We were warmly welcomed by the women and men who make up the VDA, then, with their shoulders back and their heads held up, they began to teach us.
They spoke about the improvements in their children’s health and school attendance. They told us that forming groups had encouraged community members to save together and that families had taken loans from the collective savings to improve their lives. They taught us about how they had had increased their rice yield (this particularly impressed the farmers in our little group). Now families have enough rice to eat, but also some to sell and help pay for their children’s school fees.
As I listened, the knot in my stomach was replaced by a swelling in my chest. Their pride in what they had achieved, thanks to your support, was clear. And the more communities we visited, the more stories of transformation I heard.
Gradually, the swelling in my chest took on a name… it was “hope”. A hope which was almost tangible… and infectious too!
Towards the end of my time in Cambodia I realised that we had all come on this trip with questions.

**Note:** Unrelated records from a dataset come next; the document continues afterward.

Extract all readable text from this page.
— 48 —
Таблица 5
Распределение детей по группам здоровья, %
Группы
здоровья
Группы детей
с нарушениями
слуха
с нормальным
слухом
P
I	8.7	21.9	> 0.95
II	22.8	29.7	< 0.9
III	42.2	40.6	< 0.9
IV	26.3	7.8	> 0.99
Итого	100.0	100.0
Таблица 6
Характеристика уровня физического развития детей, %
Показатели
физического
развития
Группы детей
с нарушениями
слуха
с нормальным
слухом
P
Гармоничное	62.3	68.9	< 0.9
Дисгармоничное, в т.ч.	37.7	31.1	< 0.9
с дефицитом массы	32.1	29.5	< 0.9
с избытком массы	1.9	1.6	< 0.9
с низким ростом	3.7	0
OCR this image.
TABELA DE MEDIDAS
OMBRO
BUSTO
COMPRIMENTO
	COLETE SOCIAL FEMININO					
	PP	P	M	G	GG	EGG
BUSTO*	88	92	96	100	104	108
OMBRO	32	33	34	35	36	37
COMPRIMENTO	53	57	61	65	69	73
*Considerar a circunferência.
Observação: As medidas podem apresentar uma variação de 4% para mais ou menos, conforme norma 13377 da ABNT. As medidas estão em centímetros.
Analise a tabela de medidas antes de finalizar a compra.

And while the questions were all different, they all revolved around a similar theme: what is God doing in the communities that Baptist World Aid works in?
It seemed to me, that over the week, God answered all our questions individually. But collectively, the message we were hearing as a group was one of immense hope.
When it came time to board the return flight home, in my heart and mind I knew I had seen something of the work of God in bringing hope to the communities we serve. And the experience also helped me to answer my own question too.
The work that you so generously support is as life-changing as I’d hoped!
Flying home, hurtling at 800kms an hour through the air, my heart was full… but my stomach was lurching again.
Flying, after all, is still terrible.